Each profile follows roughly:

Upstream & identity — repo, version, license, maintainer.
Performance — per-task z, CI, tier; disclosure of author-adjacency where applicable.
Mechanism — what actually runs: skills, hooks, sub-agents, MCP, permission layer.
How this benchmark invoked it — exact prompt, plan-mode flag, setup turn.
What the transcripts show — per-task: tool-call mix, sub-agent use, commit shape.

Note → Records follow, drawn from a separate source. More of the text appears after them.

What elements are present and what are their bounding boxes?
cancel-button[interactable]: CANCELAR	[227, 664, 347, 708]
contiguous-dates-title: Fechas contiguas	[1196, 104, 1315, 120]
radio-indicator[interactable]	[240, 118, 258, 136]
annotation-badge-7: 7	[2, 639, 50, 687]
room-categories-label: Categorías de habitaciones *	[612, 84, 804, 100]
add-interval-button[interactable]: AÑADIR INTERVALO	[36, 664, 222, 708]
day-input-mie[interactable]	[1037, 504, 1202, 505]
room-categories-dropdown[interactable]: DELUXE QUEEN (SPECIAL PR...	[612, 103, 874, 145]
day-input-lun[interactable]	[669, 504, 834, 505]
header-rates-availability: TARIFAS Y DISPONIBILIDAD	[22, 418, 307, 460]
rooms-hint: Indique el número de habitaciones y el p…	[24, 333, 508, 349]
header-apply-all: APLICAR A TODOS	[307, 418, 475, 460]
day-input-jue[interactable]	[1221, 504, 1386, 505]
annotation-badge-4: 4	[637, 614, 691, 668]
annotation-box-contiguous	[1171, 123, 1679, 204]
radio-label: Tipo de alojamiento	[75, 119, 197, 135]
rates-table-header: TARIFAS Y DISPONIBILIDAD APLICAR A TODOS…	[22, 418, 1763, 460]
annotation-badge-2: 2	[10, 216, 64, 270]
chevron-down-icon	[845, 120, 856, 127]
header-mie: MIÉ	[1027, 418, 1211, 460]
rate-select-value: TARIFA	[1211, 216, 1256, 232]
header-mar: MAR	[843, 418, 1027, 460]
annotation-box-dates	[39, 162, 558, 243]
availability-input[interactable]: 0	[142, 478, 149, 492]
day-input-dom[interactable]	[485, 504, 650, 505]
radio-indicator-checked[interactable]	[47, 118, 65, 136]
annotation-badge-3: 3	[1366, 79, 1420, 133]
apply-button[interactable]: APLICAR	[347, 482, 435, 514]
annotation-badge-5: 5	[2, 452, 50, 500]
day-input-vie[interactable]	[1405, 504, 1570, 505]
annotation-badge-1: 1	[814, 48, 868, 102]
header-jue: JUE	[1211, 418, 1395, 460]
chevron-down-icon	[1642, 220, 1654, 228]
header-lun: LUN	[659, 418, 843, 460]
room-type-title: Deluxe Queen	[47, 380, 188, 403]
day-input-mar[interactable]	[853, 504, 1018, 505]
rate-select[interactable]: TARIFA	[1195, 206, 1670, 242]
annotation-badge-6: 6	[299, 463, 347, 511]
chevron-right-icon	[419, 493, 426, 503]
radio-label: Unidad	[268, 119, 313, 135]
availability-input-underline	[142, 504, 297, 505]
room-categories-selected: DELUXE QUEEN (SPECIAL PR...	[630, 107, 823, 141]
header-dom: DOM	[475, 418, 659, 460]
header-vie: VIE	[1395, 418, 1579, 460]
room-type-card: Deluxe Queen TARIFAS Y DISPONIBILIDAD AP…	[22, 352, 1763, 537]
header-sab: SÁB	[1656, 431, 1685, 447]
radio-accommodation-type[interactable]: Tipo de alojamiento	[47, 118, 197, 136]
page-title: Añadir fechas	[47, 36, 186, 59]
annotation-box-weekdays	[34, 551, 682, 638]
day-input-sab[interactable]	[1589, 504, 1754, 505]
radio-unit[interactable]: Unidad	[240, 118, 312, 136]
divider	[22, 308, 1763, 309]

Why it ranked where it did — grounded in transcript evidence.
Strengths & failure modes — per-task observations.
References — links back to upstream and to the benchmark artifacts.

The intent is: a reader should be able to close the profile with an accurate mental model of how the tool operates in practice on this corpus, not a re-phrasing of the upstream README.